Of course, many surface dwelling social animals are known to create communal toilet areas or dung middens (quolls, hyraxes, some antelope species, rhinos, even modern humans on the conceptual level at least). But it is not a universal trait (one can argue that humans and monkeys are pretty close, evolution-wise).

I would expect that merfolk would start out just like fish.
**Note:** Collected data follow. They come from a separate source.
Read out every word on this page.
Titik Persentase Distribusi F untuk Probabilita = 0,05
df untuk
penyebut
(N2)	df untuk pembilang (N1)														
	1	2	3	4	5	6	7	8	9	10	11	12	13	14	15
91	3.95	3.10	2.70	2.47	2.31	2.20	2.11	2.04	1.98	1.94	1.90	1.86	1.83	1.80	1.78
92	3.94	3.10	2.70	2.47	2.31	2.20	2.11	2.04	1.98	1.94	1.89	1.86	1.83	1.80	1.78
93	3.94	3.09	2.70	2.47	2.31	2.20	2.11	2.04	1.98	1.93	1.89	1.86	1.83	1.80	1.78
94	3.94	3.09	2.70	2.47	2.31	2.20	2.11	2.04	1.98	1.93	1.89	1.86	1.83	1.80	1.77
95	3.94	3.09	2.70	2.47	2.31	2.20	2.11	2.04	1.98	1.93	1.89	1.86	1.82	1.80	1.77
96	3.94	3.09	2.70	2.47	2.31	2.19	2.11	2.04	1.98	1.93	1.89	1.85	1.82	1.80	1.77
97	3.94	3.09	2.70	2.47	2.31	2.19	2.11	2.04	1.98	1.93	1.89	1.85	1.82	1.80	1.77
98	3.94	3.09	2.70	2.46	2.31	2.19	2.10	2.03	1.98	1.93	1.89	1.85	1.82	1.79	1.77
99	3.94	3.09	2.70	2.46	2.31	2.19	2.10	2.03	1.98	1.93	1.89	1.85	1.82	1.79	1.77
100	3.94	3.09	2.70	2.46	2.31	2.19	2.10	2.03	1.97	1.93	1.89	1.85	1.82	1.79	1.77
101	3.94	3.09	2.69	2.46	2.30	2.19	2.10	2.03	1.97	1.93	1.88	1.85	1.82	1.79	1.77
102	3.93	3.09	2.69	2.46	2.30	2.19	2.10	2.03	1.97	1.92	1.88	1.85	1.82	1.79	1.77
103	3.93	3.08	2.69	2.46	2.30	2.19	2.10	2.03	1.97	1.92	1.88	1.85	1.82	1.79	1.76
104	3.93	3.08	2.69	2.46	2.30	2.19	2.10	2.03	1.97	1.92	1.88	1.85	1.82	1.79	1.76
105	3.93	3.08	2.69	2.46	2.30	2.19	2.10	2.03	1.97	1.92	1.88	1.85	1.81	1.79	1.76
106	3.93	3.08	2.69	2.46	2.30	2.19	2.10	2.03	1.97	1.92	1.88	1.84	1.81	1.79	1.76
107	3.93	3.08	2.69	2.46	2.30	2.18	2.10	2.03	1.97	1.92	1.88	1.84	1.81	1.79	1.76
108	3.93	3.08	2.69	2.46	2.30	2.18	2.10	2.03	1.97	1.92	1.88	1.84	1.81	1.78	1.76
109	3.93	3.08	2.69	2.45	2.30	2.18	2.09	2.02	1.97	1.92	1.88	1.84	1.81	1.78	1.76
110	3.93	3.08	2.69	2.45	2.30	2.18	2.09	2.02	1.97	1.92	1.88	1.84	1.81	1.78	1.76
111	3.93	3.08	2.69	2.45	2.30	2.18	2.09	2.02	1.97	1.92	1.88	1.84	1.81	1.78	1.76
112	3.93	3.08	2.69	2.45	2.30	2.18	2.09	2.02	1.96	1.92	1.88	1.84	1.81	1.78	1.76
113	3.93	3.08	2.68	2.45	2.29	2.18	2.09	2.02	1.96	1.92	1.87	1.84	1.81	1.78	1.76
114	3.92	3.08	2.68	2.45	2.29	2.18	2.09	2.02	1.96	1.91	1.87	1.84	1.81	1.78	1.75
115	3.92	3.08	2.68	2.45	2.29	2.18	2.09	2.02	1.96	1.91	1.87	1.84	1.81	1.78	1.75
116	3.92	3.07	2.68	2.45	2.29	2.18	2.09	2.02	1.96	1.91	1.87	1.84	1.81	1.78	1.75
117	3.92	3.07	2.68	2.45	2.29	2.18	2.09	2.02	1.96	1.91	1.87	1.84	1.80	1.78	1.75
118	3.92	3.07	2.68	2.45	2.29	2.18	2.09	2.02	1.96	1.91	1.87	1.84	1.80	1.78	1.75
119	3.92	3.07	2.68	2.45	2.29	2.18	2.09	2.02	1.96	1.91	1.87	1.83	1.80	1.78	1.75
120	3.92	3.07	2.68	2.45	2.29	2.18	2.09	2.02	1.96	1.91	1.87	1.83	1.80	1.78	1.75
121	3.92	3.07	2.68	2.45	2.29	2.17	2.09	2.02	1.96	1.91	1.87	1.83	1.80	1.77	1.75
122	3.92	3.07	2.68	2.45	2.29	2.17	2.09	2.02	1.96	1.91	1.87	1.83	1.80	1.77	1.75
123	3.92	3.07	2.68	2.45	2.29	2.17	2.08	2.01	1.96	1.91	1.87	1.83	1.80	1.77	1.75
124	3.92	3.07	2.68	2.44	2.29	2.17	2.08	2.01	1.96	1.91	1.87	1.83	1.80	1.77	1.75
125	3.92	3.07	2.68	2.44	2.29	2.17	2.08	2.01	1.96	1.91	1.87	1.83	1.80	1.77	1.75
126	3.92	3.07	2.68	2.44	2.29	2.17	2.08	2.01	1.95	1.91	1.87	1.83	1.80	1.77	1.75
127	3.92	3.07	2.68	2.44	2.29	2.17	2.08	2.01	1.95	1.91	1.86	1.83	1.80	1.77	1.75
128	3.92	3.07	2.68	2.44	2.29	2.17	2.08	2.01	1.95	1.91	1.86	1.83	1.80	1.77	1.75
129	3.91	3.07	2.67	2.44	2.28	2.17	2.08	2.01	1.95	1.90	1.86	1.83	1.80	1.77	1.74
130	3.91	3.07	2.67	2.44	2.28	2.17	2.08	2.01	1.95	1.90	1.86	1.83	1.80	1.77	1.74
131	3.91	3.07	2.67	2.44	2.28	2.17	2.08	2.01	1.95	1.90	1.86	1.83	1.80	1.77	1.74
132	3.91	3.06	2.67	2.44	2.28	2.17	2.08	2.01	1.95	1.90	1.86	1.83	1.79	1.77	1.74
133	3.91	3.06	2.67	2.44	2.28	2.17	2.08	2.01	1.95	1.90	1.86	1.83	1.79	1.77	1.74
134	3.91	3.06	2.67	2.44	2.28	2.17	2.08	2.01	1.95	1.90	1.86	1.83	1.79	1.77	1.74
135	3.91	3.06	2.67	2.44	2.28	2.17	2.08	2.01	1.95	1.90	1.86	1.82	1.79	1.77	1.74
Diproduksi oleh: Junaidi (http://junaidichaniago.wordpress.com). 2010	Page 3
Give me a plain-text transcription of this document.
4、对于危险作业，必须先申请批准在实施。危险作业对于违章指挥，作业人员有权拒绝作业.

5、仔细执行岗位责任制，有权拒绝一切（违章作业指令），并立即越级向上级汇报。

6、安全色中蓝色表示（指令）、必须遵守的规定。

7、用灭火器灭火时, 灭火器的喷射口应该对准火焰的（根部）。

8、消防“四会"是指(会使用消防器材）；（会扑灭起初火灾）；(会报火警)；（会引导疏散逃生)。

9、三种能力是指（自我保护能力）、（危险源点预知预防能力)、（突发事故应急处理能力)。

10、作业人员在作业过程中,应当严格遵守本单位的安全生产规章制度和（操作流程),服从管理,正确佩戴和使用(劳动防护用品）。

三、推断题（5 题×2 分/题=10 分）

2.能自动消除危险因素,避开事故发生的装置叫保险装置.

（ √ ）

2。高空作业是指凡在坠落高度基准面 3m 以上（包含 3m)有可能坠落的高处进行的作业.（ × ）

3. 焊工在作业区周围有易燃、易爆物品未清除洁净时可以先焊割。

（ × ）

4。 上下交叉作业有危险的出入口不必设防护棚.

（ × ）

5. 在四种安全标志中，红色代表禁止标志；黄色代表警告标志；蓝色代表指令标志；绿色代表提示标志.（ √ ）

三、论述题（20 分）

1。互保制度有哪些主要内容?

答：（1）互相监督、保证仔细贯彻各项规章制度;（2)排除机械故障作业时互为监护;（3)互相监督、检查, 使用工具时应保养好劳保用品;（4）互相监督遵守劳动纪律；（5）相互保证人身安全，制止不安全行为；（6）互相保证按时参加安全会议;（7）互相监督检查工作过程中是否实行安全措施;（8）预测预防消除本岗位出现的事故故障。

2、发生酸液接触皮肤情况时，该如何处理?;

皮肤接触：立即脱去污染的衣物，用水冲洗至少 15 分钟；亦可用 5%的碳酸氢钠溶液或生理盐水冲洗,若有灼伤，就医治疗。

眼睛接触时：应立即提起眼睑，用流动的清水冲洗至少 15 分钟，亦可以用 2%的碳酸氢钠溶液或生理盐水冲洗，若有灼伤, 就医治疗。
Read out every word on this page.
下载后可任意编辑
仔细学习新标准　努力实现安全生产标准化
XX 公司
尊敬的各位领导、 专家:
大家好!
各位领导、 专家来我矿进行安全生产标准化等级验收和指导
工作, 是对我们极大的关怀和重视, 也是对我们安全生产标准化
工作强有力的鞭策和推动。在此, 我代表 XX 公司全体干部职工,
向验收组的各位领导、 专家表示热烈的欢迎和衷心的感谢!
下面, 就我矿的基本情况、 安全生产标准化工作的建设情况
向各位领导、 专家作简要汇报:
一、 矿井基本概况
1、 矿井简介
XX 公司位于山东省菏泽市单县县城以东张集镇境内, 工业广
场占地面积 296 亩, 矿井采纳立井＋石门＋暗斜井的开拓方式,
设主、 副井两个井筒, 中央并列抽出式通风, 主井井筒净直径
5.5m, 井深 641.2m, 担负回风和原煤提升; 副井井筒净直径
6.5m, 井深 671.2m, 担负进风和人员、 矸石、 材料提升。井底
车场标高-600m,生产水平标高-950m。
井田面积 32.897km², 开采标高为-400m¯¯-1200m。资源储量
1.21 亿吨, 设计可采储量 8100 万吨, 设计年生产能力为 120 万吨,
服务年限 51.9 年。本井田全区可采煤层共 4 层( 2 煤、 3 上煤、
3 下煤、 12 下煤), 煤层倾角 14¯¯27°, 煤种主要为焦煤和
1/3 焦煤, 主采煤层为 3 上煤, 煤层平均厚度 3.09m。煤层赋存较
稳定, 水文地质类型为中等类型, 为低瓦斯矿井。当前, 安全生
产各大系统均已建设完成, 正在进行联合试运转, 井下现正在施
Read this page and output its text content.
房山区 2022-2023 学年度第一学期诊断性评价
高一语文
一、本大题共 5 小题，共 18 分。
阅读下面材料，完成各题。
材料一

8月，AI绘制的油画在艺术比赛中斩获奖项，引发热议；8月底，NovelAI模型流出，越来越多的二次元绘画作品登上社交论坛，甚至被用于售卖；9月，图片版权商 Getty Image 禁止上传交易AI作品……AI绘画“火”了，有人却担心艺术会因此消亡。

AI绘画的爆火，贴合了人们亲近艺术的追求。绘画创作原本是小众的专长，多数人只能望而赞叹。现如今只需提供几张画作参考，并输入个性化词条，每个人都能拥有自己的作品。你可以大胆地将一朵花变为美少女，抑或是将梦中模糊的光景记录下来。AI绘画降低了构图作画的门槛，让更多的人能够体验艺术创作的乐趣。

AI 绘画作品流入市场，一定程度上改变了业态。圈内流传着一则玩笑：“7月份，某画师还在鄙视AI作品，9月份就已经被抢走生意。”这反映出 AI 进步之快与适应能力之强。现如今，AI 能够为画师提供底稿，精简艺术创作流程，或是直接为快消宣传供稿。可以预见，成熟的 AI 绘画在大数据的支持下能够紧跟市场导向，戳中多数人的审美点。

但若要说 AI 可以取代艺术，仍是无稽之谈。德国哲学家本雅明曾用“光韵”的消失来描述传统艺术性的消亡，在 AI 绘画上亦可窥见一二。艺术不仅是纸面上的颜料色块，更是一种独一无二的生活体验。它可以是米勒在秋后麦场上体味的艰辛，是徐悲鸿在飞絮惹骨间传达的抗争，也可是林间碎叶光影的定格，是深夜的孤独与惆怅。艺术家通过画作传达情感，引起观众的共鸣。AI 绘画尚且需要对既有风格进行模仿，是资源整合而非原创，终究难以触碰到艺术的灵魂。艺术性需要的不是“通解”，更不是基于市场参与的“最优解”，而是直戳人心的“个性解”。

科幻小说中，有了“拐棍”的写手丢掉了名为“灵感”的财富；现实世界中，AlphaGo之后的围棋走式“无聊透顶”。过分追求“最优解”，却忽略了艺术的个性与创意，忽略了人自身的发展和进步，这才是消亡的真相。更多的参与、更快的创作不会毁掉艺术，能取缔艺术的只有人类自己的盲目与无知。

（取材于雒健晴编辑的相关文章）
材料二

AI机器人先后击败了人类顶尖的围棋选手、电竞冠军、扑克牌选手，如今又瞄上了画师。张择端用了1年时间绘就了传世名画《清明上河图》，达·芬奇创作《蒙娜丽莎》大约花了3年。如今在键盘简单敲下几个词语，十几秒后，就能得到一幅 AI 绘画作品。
Once they developed culture and society to the level that their increased numbers caused problems in the health department, they would develop some cultural solutions to the problem, e.g.

  1. not releasing waste upstream from someone else (as hinted at by Mystagogue);
  2. having some waste-clearing system (analogous to our sewerage systems), perhaps a stand of specially cultivated plants that are known to be good clearers;
  3. And once the technology develops, perhaps a technological implementation of a device that can receive the required amount of water+waste, filter out the waste, and return the clean water back to the living environment. This could perhaps take the form of a cubicle or other enclosure where the elimination action could be done (in privacy), or perhaps some sort of suction head brought close to or in contact with the relevant body orifice (less private, perhaps more efficient).
  4. Privacy requirements would depend very much on the particular culture and its taboos.
  5. Cleaning would be less of an issue that for humans. No toilet paper equivalent probably needed.

Oh, and "bathroom" would probably be an incongruous term to them. Can't imagine someone bathing that is submerged in water for pretty much all of his life.